I discovered Wallace during my dark work-as-a-secretary-while-I-get-my-shit-together days in the late 90s. As with many, my introduction came through Infinite Jest, the sprawling and encyclopedic novel that explored the many facets of addiction as an allegory for contemporary American society. Wheelchair-ridden Quebecois separatists, a woman too beautiful to be seen (and a crack addict to boot), and a film so addictive watching it once, you were doomed to watch it repeatedly until you died of starvation, were only some of the themes percolating through an "alternate universe" US, too close for comfort, too accurate to reject. After Infinite Jest, Wallace produced a number of short stories (which I haven't read) and a number of essays (which I have, and which are on the whole brilliant, funny, insightful, and, perhaps most pleasurable for one like myself, who has spent too much of his literary experience reading works in translation, delivered with a delightful and creative command of the English language. This last itself the subject of Authority and American Usage an ostensive book review cum meditation on the norms of language (and the politics of those who dictate such)).
Despite the brilliant essays and the well-received short stories, it's difficult not to notice the absence of a follow-up to Infinite Jest in Wallace's oeuvre. He had been teaching at Pomona College since 2002, and had certainly continued to write (producing said stories and essays), but no novel, no work on the same grand scale, had appeared since Jest. Speaking for myself, Wallace was on that ever so short list of writers for whom once a year or so, I wander to their spot in the alphabet at a local book store in the hope that I've somehow missed news of the publication of their grand new novel. In the case of Wallace, I was always disappointed; and now, I'll have to stay disappointed forever.
The point is not to belittle Wallace's post-Jest output, but it's simply difficult to think of writer suicides and not think of writer's block (several scenes from a TV doc on Hemingway are burned indelibly into my memory, here). And with writer's block, the question is never one of actual output, but of perceived output. Was Wallace attempting a second grand novel? Was his apparent inability to produce such the source of depression and, eventually, suicide?
Obviously, these are purely conjectures, a bit of fantasy to make sense of a tragedy. Wallace himself was a bit of a recluse, rarely interviewed, rarely exposing his life, thoughts, or goals to the public except through the filter of a witty (and, clearly, guarded) essay. Perhaps his wife knows his motives, but quite likely, we never will.
Hearing this news, it's difficult for me not to think of several I have known personally, possessed of great artistic talent, but, for various personal reasons, frustrated in the attempts to realize those talents. If their earlier output had managed to find an audience, would they have ended up like Wallace anyhow? Is it perhaps even easier on them that their work never was popular, freeing them from some of the creative pressure Wallace himself surely felt?

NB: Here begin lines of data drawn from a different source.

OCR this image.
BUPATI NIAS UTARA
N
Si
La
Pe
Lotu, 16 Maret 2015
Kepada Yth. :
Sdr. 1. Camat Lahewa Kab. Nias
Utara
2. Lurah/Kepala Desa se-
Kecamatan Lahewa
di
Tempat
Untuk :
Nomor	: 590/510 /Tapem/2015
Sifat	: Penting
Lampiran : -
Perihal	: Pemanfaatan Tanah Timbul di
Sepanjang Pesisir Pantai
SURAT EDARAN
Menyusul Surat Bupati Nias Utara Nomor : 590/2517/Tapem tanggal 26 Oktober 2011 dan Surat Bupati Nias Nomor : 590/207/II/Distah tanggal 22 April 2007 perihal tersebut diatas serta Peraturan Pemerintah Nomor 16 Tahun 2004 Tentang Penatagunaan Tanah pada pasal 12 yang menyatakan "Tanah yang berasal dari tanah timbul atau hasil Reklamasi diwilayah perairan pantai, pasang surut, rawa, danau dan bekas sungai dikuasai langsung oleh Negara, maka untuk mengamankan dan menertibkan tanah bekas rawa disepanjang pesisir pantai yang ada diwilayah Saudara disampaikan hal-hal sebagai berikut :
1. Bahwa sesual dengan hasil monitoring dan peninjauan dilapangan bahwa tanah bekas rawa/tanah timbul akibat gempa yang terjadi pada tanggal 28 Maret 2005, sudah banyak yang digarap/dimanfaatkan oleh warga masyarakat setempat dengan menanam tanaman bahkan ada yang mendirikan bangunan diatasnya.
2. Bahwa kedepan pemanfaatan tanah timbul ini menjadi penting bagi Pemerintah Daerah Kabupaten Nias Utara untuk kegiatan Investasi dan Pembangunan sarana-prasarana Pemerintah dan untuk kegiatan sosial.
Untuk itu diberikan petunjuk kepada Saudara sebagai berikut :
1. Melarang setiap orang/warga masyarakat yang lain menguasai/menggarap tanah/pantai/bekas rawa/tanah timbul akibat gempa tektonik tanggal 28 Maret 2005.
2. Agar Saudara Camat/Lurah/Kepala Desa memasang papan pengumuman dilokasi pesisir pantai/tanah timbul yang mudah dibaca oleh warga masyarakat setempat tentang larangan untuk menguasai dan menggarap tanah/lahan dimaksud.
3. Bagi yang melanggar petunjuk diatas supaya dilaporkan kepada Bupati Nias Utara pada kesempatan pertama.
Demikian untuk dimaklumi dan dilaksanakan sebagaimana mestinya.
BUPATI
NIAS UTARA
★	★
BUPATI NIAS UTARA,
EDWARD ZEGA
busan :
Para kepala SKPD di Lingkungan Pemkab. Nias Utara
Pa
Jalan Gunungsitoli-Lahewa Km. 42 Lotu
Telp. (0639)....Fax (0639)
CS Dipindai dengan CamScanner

Perhaps, most importantly, is there hope for the blocked, those who have run out of ideas, or creative energy, to return from that abyss and produce? Call it optimism, or fantasy, but personally I like to think so. I wish Wallace himself had thought so as well. For now we have been robbed of the opportunity to see what might have been, and Wallace, in bereaving his loved ones, has bereaved those who loved his prose, both present and future, as well.